When working on the front end we discovered some pretty bad signs that these forks we’re in rough shape. Apart from the chrome being rusted, I turned the wheel pushing it through the shop and the axle popped out from the forks flexing so much. We needed to stiffen these forks up and have them rebuild to make it rideable. Before the front end was sent away for chrome I grabbed one of our DIY fender mount kits and made up a fork brace for the 33.4mm K model forks. These forks are pretty sought after, so although it would have been much cheaper to replace with another front end, we decided to persevere and get them repaired. Charlie from Costanzo racing tuned took the job (and probably regrets it). After having the legs and tubes re-chromed, and new bushings installed we were left with the job of making these things function.
Between myself and Charlie, the Ironheads 33.4mm K-model front end was kitted out with completely custom internals. The mods help the dinosaur front end function like actual suspension. With custom compression, dampening and top out springs to make sure the ride is as good as you can get from an 8”over set up.

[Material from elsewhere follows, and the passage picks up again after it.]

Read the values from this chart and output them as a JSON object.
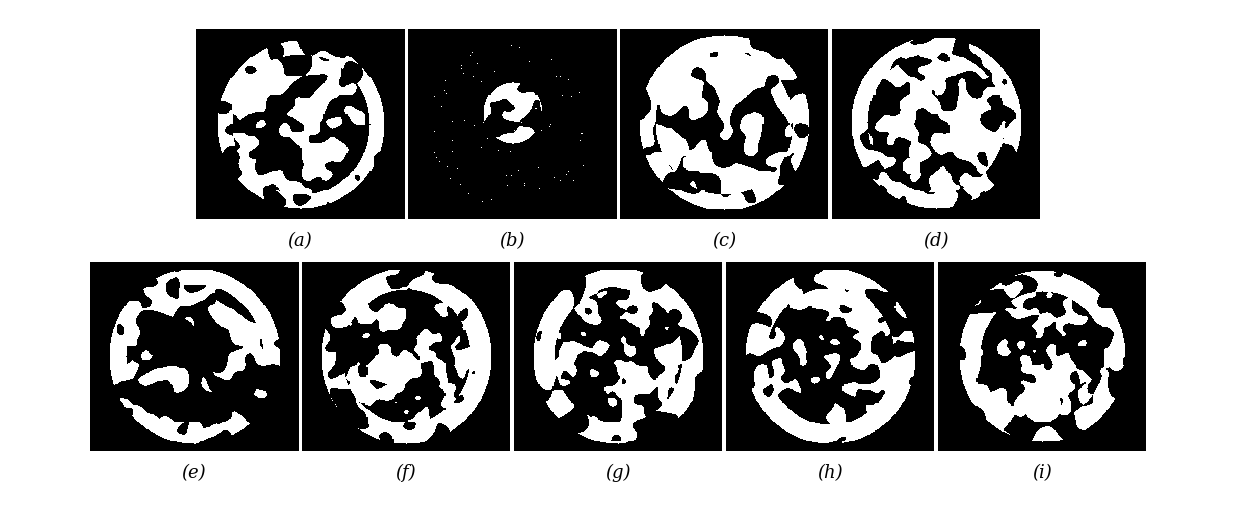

One of our last fab jobs was building the exhaust, it’s a fun job on any bike, but I had a lot of fun making this one. It’s a Stainless steel Custom exhaust, 1 ¾” diameter that snakes under the right foot peg, and finished out past the back wheel, straight through. Tack it up, back purge, tig weld, finish back and brush finish the lot when you’re done. The exhaust note out of this thing is amazing: the perfect crackle, and that nice gurgle over run that you want out of the old boy Harley.
Wiring this old dog up was a dream. 3 wires to the front light, 3 wires to the rear, link up the ignition and kill switch, charge the battery and it was done. The only tricky part was fabricating a brake switch onto the front lever and running a single wire from the switch. That meant the dimmer circuit on the LED brake lights to achieve the 50% running 100% brake light was swapped to work on the -ve side.
I was hesitant to kick the Ironhead over for the first time after seeing so many bikes kick back on people and shoes go flying over the years. Surprisingly, after sitting so long, the 1972 Ironhead fired up second kick and ran! Sent out to Dan again to get the tune dailled in and make sure the 1972 IOronhead was ready for the road, now it was actually rideable!
I have to say I can see why people love these things so much. The clunks and pops of the old engine, knees in the breeze. Scarily choppers are starting to make a lot of sense to me know. I guess I’m gonna need another bike.